Jiawei Buyang Huanwu Decoction modulates gut microbiota and metabolic profiles in a rat model of idiopathic pulmonary fibrosis

Dandan Sun^1,2Xinxin Cao³Jing Sun⁴Huimin Zhang^5*Yujun Liu^1*

• ¹National Engineering Laboratory for Tree Breeding, College of Biological Sciences and Biotechnology, Beijing Forestry University, Beijing, China
• ²Institute of Traditional Chinese Medicine Preparations, Shandong Academy of Chinese Medicine, Jinan, China
• ³Institute of Medicinal Plant Development, Peking Union Medical College and Chinese Academy of Medical Sciences, Beijing, China
• ⁴Department of Criminal Science and Technology, Liaoning Police College, Dalian, China
• ⁵Institute of Chinese medicine analysis, Shandong Academy of Chinese Medicine, Jinan, China

Idiopathic pulmonary fibrosis (IPF) is a progressive lung disease with irreversible fibrosis and poor prognosis. Jiawei Buyang Huanwu Decoction (JBHD) has demonstrated therapeutic effects, but the exact mechanisms, particularly those mediated by the gut microbiota, remain largely unexplored. This study aimed to explore how JBHD modulates gut microbiota, and how these changes may influence host metabolic regulation in the context of IPF. The IPF model was established via intratracheal bleomycin injection. After 28 days of treatment, feces, serum, and urine samples were collected for 16S rRNA gene sequencing and metabolomic analysis. Gut microbiota analysis showed that JBHD restored microbial dysbiosis in IPF rats. Differentially altered fecal microbes (DAFMs) reversed by JBHD included Lactobacillus, Clostridium sensu stricto 1, Turicibacter, and Christensenellaceae R-7 group at the genus level.

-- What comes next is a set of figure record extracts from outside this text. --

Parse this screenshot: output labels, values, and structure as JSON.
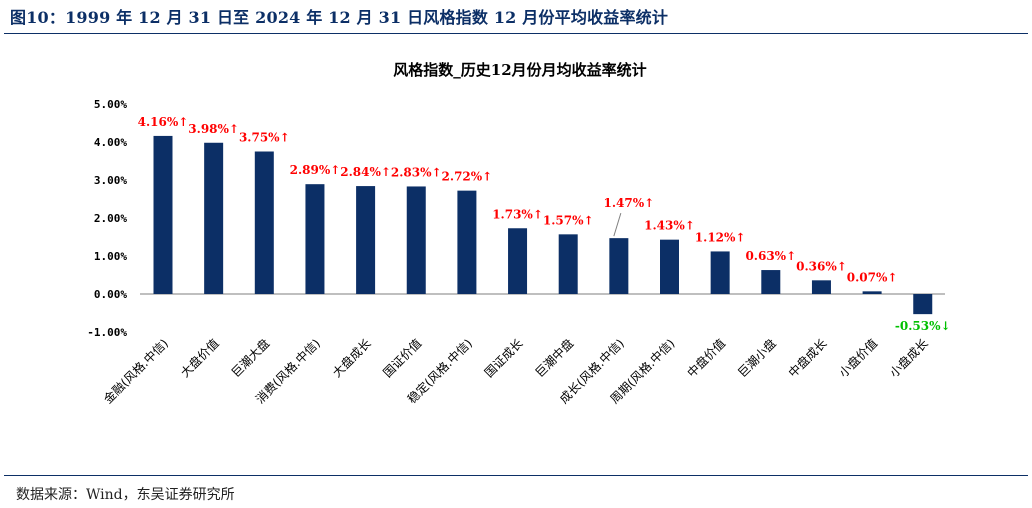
{
  "figure": {
    "title": "图10：1999 年 12 月 31 日至 2024 年 12 月 31 日风格指数 12 月份平均收益率统计",
    "source": "数据来源：Wind，东吴证券研究所"
  },
  "colors": {
    "bar": "#0c2f66",
    "positive_label": "#ff0000",
    "negative_label": "#00c000",
    "title_color": "#0c2f66"
  },
  "chart_data": {
    "type": "bar",
    "title": "风格指数_历史12月份月均收益率统计",
    "xlabel": "",
    "ylabel": "",
    "ylim": [
      -1.0,
      5.0
    ],
    "yticks": [
      5.0,
      4.0,
      3.0,
      2.0,
      1.0,
      0.0,
      -1.0
    ],
    "ytick_labels": [
      "5.00%",
      "4.00%",
      "3.00%",
      "2.00%",
      "1.00%",
      "0.00%",
      "-1.00%"
    ],
    "grid": false,
    "categories": [
      "金融(风格.中信)",
      "大盘价值",
      "巨潮大盘",
      "消费(风格.中信)",
      "大盘成长",
      "国证价值",
      "稳定(风格.中信)",
      "国证成长",
      "巨潮中盘",
      "成长(风格.中信)",
      "周期(风格.中信)",
      "中盘价值",
      "巨潮小盘",
      "中盘成长",
      "小盘价值",
      "小盘成长"
    ],
    "values": [
      4.16,
      3.98,
      3.75,
      2.89,
      2.84,
      2.83,
      2.72,
      1.73,
      1.57,
      1.47,
      1.43,
      1.12,
      0.63,
      0.36,
      0.07,
      -0.53
    ],
    "data_labels": [
      "4.16%↑",
      "3.98%↑",
      "3.75%↑",
      "2.89%↑",
      "2.84%↑",
      "2.83%↑",
      "2.72%↑",
      "1.73%↑",
      "1.57%↑",
      "1.47%↑",
      "1.43%↑",
      "1.12%↑",
      "0.63%↑",
      "0.36%↑",
      "0.07%↑",
      "-0.53%↓"
    ]
  }
}
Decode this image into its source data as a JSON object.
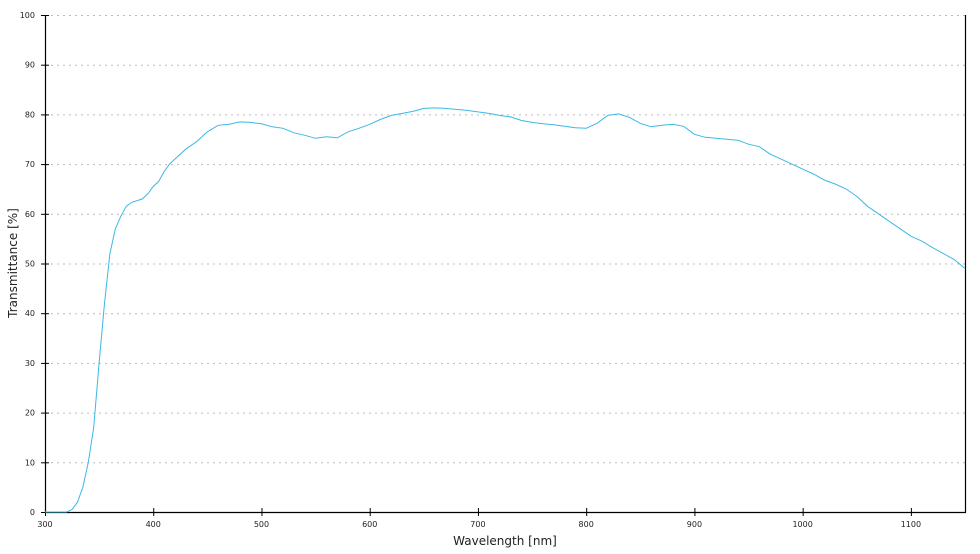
{
  "chart_data": {
    "type": "line",
    "title": "",
    "xlabel": "Wavelength [nm]",
    "ylabel": "Transmittance [%]",
    "xlim": [
      300,
      1150
    ],
    "ylim": [
      0,
      100
    ],
    "xticks": [
      300,
      400,
      500,
      600,
      700,
      800,
      900,
      1000,
      1100
    ],
    "yticks": [
      0,
      10,
      20,
      30,
      40,
      50,
      60,
      70,
      80,
      90,
      100
    ],
    "grid": "horizontal dotted",
    "line_color": "#3cb8e6",
    "grid_color": "#bbbbbb",
    "x": [
      300,
      320,
      325,
      330,
      335,
      340,
      345,
      350,
      355,
      360,
      365,
      370,
      375,
      380,
      390,
      395,
      400,
      405,
      410,
      415,
      420,
      430,
      440,
      450,
      460,
      470,
      480,
      490,
      500,
      510,
      520,
      530,
      540,
      550,
      560,
      570,
      580,
      590,
      600,
      610,
      620,
      630,
      640,
      650,
      660,
      670,
      680,
      690,
      700,
      710,
      720,
      730,
      740,
      750,
      760,
      770,
      780,
      790,
      800,
      810,
      820,
      830,
      840,
      850,
      860,
      870,
      880,
      890,
      900,
      910,
      920,
      930,
      940,
      950,
      960,
      970,
      980,
      990,
      1000,
      1010,
      1020,
      1030,
      1040,
      1050,
      1060,
      1070,
      1080,
      1090,
      1100,
      1110,
      1120,
      1130,
      1140,
      1150
    ],
    "y": [
      0,
      0,
      0.5,
      2,
      5,
      10,
      17,
      30,
      42,
      52,
      57,
      59.5,
      61.5,
      62.3,
      63,
      64,
      65.5,
      66.5,
      68.5,
      70,
      71,
      73,
      74.5,
      76.5,
      77.8,
      78,
      78.5,
      78.4,
      78.1,
      77.5,
      77.2,
      76.3,
      75.8,
      75.2,
      75.5,
      75.3,
      76.5,
      77.2,
      78,
      79,
      79.8,
      80.2,
      80.6,
      81.2,
      81.3,
      81.2,
      81,
      80.8,
      80.5,
      80.2,
      79.8,
      79.5,
      78.8,
      78.4,
      78.1,
      77.9,
      77.6,
      77.3,
      77.2,
      78.2,
      79.8,
      80.1,
      79.4,
      78.2,
      77.5,
      77.8,
      78,
      77.6,
      76,
      75.4,
      75.2,
      75,
      74.8,
      74,
      73.5,
      72,
      71,
      70,
      69,
      68,
      66.8,
      66,
      65,
      63.5,
      61.5,
      60,
      58.5,
      57,
      55.5,
      54.5,
      53.2,
      52,
      50.8,
      49
    ]
  }
}
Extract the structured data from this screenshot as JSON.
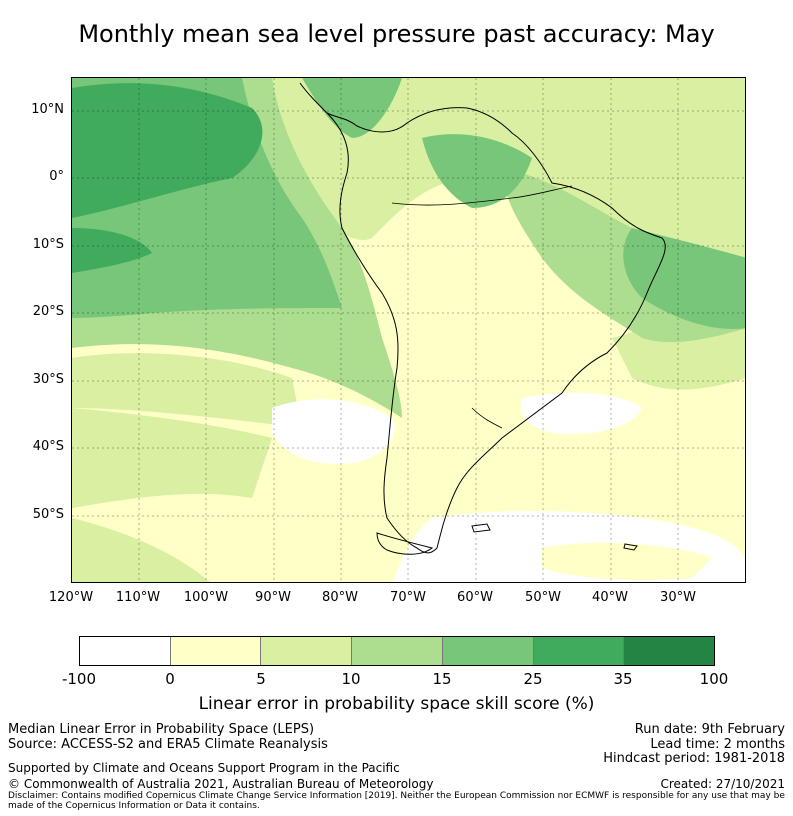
{
  "title": "Monthly mean sea level pressure past accuracy: May",
  "map": {
    "lat_labels": [
      "10°N",
      "0°",
      "10°S",
      "20°S",
      "30°S",
      "40°S",
      "50°S"
    ],
    "lon_labels": [
      "120°W",
      "110°W",
      "100°W",
      "90°W",
      "80°W",
      "70°W",
      "60°W",
      "50°W",
      "40°W",
      "30°W"
    ],
    "region": "South America and surrounding Pacific and Atlantic oceans"
  },
  "colorbar": {
    "ticks": [
      "-100",
      "0",
      "5",
      "10",
      "15",
      "25",
      "35",
      "100"
    ],
    "colors": [
      "#ffffff",
      "#ffffc8",
      "#d9f0a3",
      "#addd8e",
      "#78c679",
      "#41ab5d",
      "#238443"
    ],
    "label": "Linear error in probability space skill score (%)"
  },
  "footer": {
    "left": [
      "Median Linear Error in Probability Space (LEPS)",
      "Source: ACCESS-S2 and ERA5 Climate Reanalysis"
    ],
    "right": [
      "Run date: 9th February",
      "Lead time: 2 months",
      "Hindcast period: 1981-2018"
    ],
    "support": "Supported by Climate and Oceans Support Program in the Pacific",
    "copyright": "© Commonwealth of Australia 2021, Australian Bureau of Meteorology",
    "created": "Created: 27/10/2021",
    "disclaimer": "Disclaimer: Contains modified Copernicus Climate Change Service Information [2019]. Neither the European Commission nor ECMWF is responsible for any use that may be made of the Copernicus Information or Data it contains."
  }
}
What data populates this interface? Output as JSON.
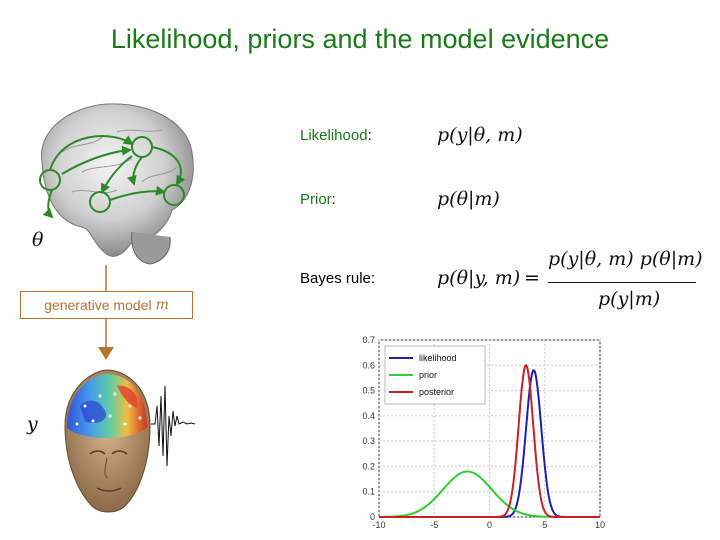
{
  "title": "Likelihood, priors and the model evidence",
  "symbols": {
    "theta": "θ",
    "y": "y",
    "m": "m"
  },
  "generative_box": {
    "label": "generative model",
    "symbol": "m"
  },
  "terms": {
    "likelihood": {
      "name": "Likelihood",
      "colon": ":"
    },
    "prior": {
      "name": "Prior",
      "colon": ":"
    },
    "bayes": {
      "name": "Bayes rule:"
    }
  },
  "formulas": {
    "likelihood": "p(y|θ, m)",
    "prior": "p(θ|m)",
    "posterior": "p(θ|y, m)",
    "equals": "=",
    "numerator": "p(y|θ, m) p(θ|m)",
    "denominator": "p(y|m)"
  },
  "colors": {
    "title": "#1a7a1a",
    "arrow": "#b87333",
    "likelihood": "#1f1fb0",
    "prior": "#33cc33",
    "posterior": "#cc2222"
  },
  "chart_data": {
    "type": "line",
    "xlim": [
      -10,
      10
    ],
    "ylim": [
      0,
      0.7
    ],
    "xticks": [
      "-10",
      "-5",
      "0",
      "5",
      "10"
    ],
    "yticks": [
      "0",
      "0.1",
      "0.2",
      "0.3",
      "0.4",
      "0.5",
      "0.6",
      "0.7"
    ],
    "grid": true,
    "legend_position": "top-left",
    "series": [
      {
        "name": "likelihood",
        "type": "gaussian",
        "mean": 4,
        "peak": 0.58,
        "sd": 0.69,
        "color": "#1f1fb0"
      },
      {
        "name": "prior",
        "type": "gaussian",
        "mean": -2,
        "peak": 0.18,
        "sd": 2.2,
        "color": "#33cc33"
      },
      {
        "name": "posterior",
        "type": "gaussian",
        "mean": 3.3,
        "peak": 0.6,
        "sd": 0.66,
        "color": "#cc2222"
      }
    ]
  }
}
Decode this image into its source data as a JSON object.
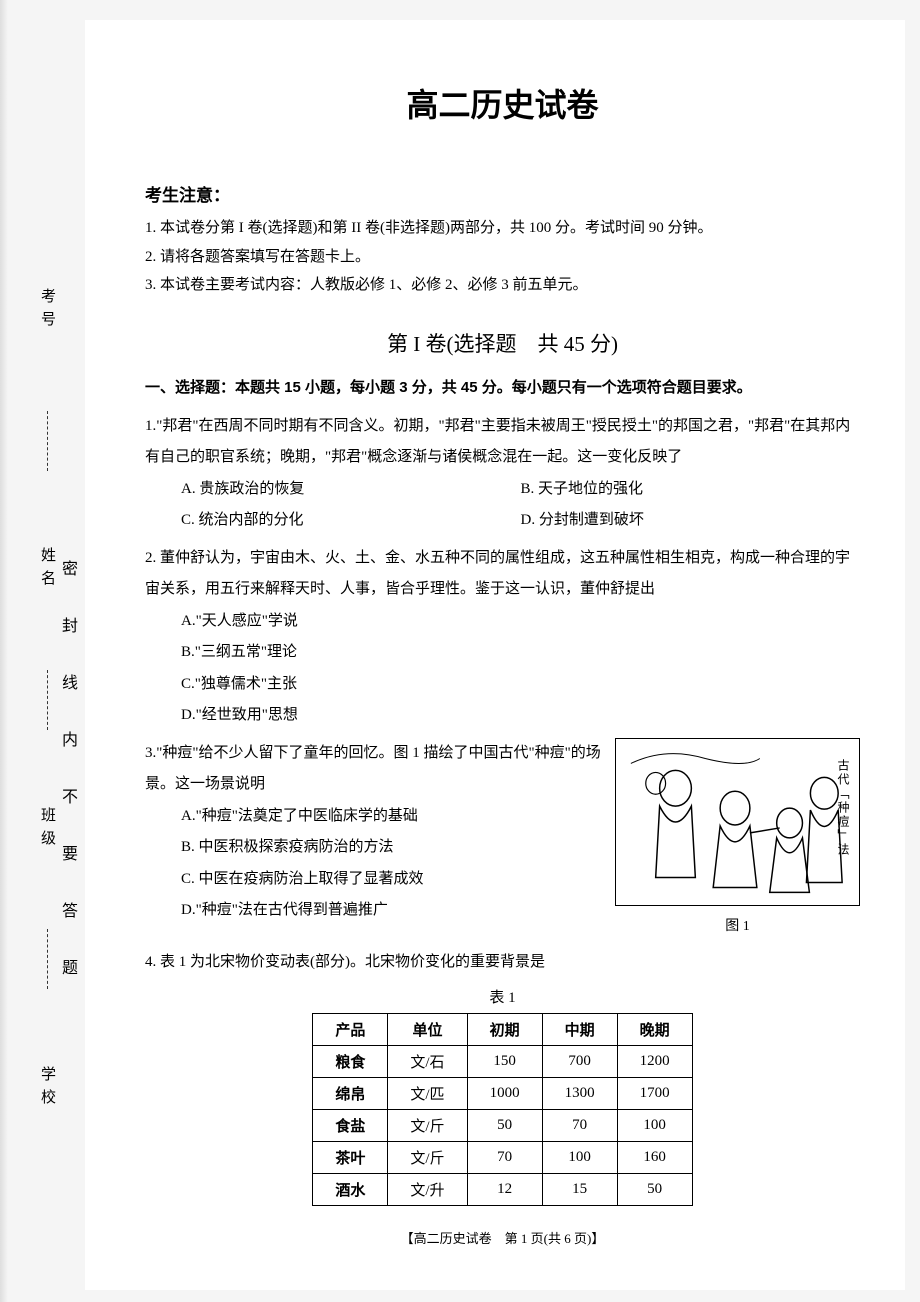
{
  "title": "高二历史试卷",
  "notice": {
    "head": "考生注意：",
    "items": [
      "1. 本试卷分第 I 卷(选择题)和第 II 卷(非选择题)两部分，共 100 分。考试时间 90 分钟。",
      "2. 请将各题答案填写在答题卡上。",
      "3. 本试卷主要考试内容：人教版必修 1、必修 2、必修 3 前五单元。"
    ]
  },
  "section1": {
    "head": "第 I 卷(选择题　共 45 分)",
    "stem": "一、选择题：本题共 15 小题，每小题 3 分，共 45 分。每小题只有一个选项符合题目要求。"
  },
  "q1": {
    "text": "1.\"邦君\"在西周不同时期有不同含义。初期，\"邦君\"主要指未被周王\"授民授土\"的邦国之君，\"邦君\"在其邦内有自己的职官系统；晚期，\"邦君\"概念逐渐与诸侯概念混在一起。这一变化反映了",
    "A": "A. 贵族政治的恢复",
    "B": "B. 天子地位的强化",
    "C": "C. 统治内部的分化",
    "D": "D. 分封制遭到破坏"
  },
  "q2": {
    "text": "2. 董仲舒认为，宇宙由木、火、土、金、水五种不同的属性组成，这五种属性相生相克，构成一种合理的宇宙关系，用五行来解释天时、人事，皆合乎理性。鉴于这一认识，董仲舒提出",
    "A": "A.\"天人感应\"学说",
    "B": "B.\"三纲五常\"理论",
    "C": "C.\"独尊儒术\"主张",
    "D": "D.\"经世致用\"思想"
  },
  "q3": {
    "text": "3.\"种痘\"给不少人留下了童年的回忆。图 1 描绘了中国古代\"种痘\"的场景。这一场景说明",
    "A": "A.\"种痘\"法奠定了中医临床学的基础",
    "B": "B. 中医积极探索疫病防治的方法",
    "C": "C. 中医在疫病防治上取得了显著成效",
    "D": "D.\"种痘\"法在古代得到普遍推广",
    "figure_side": "古代「种痘」法",
    "figure_caption": "图 1"
  },
  "q4": {
    "text": "4. 表 1 为北宋物价变动表(部分)。北宋物价变化的重要背景是",
    "table_caption": "表 1"
  },
  "table": {
    "columns": [
      "产品",
      "单位",
      "初期",
      "中期",
      "晚期"
    ],
    "rows": [
      [
        "粮食",
        "文/石",
        "150",
        "700",
        "1200"
      ],
      [
        "绵帛",
        "文/匹",
        "1000",
        "1300",
        "1700"
      ],
      [
        "食盐",
        "文/斤",
        "50",
        "70",
        "100"
      ],
      [
        "茶叶",
        "文/斤",
        "70",
        "100",
        "160"
      ],
      [
        "酒水",
        "文/升",
        "12",
        "15",
        "50"
      ]
    ]
  },
  "footer": "【高二历史试卷　第 1 页(共 6 页)】",
  "margin": {
    "labels": [
      "考号",
      "姓名",
      "班级",
      "学校"
    ],
    "seal": "密 封 线 内 不 要 答 题"
  }
}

The microbial functions reversed by JBHD in both KEGG Level 3 and COG analyses were related to amino acid metabolism, including Biosynthesis of amino acids (KEGG) and Amino acid transport and metabolism (COG). Serum and urine metabolomics showed that JBHD modified the metabolic profile of IPF rats. Among the differentially expressed metabolites (DEMs) altered by IPF, JBHD reversed 11 in serum and 13 in urine. Pathway analysis indicated that these DEMs were mainly associated with amino acid and lipid metabolism. The consistency between microbial functional predictions and host metabolomic findings in amino acid metabolism suggests that JBHD may influence host metabolic pathways through gut microbiota modulation. Functional prediction of the targets of reversed DEMs highlights signaling pathways related to immune regulation. Correlation and network analyses between DAFMs and DEMs reveal potential associations, implying that gut microbiota alterations may contribute to coordinated changes in host metabolism. JBHD may act by reshaping specific microbial communities, which in turn could help restore related metabolic disturbances. These findings suggest a possible microbiota-mediated mechanism through which JBHD may exert its effects along the gut–lung axis.